Revert "md/raid5: Wait for MD_SB_CHANGE_PENDING in raid5d"
authorJunxiao Bi <junxiao.bi@oracle.com>
Wed, 8 Nov 2023 18:22:16 +0000 (10:22 -0800)
committerSong Liu <song@kernel.org>
Mon, 27 Nov 2023 23:46:51 +0000 (15:46 -0800)
This reverts commit 5e2cf333b7bd5d3e62595a44d598a254c697cd74.

That commit introduced the following race and can cause system hung.

 md_write_start:             raid5d:
 // mddev->in_sync == 1
 set "MD_SB_CHANGE_PENDING"
                            // running before md_write_start wakeup it
                             waiting "MD_SB_CHANGE_PENDING" cleared
                             >>>>>>>>> hung
 wakeup mddev->thread
 ...
 waiting "MD_SB_CHANGE_PENDING" cleared
 >>>> hung, raid5d should clear this flag
 but get hung by same flag.

The issue reverted commit fixing is fixed by last patch in a new way.

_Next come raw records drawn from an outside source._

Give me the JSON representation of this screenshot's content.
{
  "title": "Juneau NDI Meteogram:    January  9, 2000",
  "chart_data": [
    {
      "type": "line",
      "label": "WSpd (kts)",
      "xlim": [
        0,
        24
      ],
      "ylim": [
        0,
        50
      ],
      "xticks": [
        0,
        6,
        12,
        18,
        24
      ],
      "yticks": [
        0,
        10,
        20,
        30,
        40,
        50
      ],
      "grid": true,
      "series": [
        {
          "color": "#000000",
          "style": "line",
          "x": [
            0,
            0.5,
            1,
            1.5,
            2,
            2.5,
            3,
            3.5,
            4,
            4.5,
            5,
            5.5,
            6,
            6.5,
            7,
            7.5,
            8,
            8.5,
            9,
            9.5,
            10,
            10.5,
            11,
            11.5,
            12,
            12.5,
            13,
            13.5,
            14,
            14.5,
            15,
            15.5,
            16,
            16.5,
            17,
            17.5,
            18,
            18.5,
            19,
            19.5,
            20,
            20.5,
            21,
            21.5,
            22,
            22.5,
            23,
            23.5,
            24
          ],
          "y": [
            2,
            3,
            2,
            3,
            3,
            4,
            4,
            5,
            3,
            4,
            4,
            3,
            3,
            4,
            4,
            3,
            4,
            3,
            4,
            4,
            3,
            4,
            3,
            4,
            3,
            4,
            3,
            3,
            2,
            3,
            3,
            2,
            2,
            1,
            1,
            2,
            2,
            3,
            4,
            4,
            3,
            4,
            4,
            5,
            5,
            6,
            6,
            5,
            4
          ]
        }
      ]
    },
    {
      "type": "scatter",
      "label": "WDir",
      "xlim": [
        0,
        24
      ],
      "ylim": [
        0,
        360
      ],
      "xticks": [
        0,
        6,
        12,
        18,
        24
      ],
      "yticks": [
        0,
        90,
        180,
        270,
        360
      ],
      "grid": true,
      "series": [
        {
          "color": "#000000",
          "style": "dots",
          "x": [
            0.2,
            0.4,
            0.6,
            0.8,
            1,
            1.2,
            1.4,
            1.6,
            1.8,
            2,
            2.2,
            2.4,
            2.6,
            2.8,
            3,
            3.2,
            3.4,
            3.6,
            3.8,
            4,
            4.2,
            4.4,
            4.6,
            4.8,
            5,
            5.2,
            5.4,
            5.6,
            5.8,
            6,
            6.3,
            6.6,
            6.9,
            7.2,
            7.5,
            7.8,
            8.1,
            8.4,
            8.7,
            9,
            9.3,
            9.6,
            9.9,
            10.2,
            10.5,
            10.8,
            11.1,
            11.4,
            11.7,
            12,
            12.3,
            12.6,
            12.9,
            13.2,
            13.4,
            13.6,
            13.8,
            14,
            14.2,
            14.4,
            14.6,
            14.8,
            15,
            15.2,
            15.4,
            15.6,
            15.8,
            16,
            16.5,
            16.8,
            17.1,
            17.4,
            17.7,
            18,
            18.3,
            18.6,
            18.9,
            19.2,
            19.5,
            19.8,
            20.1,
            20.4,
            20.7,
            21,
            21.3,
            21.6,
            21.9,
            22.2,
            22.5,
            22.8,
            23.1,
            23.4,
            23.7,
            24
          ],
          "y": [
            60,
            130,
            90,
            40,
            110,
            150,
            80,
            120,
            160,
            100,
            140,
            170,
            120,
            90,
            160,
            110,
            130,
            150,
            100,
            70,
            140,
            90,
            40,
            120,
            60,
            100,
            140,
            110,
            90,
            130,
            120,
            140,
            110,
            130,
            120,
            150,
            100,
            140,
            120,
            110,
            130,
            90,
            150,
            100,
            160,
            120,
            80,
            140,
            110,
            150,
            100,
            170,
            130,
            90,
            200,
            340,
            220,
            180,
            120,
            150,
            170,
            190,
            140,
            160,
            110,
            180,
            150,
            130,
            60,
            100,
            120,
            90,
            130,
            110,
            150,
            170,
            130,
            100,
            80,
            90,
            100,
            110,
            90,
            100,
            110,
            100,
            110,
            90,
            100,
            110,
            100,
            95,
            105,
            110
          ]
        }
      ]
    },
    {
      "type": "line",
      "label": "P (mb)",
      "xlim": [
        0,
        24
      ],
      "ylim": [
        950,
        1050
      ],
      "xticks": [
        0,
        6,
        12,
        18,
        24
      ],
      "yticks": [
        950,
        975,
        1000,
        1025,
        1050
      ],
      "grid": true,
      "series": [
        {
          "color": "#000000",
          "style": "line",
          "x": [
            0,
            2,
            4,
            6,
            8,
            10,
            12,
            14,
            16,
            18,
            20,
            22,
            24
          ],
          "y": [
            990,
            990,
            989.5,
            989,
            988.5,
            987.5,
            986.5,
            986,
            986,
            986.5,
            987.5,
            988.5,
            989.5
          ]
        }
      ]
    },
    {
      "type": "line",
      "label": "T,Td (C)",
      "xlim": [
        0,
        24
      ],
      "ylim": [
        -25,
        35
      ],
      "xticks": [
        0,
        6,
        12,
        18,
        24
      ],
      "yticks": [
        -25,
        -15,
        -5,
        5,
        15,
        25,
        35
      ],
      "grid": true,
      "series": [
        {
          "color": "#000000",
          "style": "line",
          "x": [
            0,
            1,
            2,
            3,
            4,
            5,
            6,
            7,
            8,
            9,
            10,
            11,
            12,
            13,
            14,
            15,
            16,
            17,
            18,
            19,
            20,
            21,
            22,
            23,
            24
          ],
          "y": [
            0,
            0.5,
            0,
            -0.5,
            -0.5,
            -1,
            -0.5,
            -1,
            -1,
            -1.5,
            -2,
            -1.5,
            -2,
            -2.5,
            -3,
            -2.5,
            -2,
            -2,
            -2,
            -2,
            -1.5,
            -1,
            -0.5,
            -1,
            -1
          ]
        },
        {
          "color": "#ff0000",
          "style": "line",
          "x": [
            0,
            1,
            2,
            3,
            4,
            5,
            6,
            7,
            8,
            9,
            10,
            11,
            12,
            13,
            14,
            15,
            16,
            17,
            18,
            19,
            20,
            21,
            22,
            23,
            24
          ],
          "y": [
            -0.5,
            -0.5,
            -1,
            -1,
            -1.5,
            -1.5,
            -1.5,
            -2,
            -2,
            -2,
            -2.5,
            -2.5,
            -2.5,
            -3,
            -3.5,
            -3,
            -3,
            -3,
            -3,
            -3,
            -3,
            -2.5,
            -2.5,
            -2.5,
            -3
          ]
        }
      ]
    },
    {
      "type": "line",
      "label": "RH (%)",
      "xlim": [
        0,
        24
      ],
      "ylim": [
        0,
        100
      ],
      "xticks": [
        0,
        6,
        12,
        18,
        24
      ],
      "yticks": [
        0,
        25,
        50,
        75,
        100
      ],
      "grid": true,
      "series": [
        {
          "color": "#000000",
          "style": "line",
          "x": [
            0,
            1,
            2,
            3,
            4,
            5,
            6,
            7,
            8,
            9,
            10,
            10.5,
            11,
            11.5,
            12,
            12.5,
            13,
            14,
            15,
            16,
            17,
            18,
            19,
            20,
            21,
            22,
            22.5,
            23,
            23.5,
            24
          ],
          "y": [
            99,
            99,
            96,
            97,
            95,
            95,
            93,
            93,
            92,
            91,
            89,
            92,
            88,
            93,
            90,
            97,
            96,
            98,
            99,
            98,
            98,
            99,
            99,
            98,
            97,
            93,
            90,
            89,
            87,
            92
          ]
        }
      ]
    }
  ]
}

Fixes: 5e2cf333b7bd ("md/raid5: Wait for MD_SB_CHANGE_PENDING in raid5d")
Cc: stable@vger.kernel.org # v5.19+
Signed-off-by: Junxiao Bi <junxiao.bi@oracle.com>
Reviewed-by: Yu Kuai <yukuai3@huawei.com>
Signed-off-by: Song Liu <song@kernel.org>
Link: https://lore.kernel.org/r/20231108182216.73611-2-junxiao.bi@oracle.com
drivers/md/raid5.c

index dc031d4..fcc8a44 100644 (file)
@@ -36,7 +36,6 @@
  */
 
 #include <linux/blkdev.h>
-#include <linux/delay.h>
 #include <linux/kthread.h>
 #include <linux/raid/pq.h>
 #include <linux/async_tx.h>
@@ -6820,18 +6819,7 @@ static void raid5d(struct md_thread *thread)
                        spin_unlock_irq(&conf->device_lock);
                        md_check_recovery(mddev);
                        spin_lock_irq(&conf->device_lock);
-
-                       /*
-                        * Waiting on MD_SB_CHANGE_PENDING below may deadlock
-                        * seeing md_check_recovery() is needed to clear
-                        * the flag when using mdmon.
-                        */
-                       continue;
                }
-
-               wait_event_lock_irq(mddev->sb_wait,
-                       !test_bit(MD_SB_CHANGE_PENDING, &mddev->sb_flags),
-                       conf->device_lock);
        }
        pr_debug("%d stripes handled\n", handled);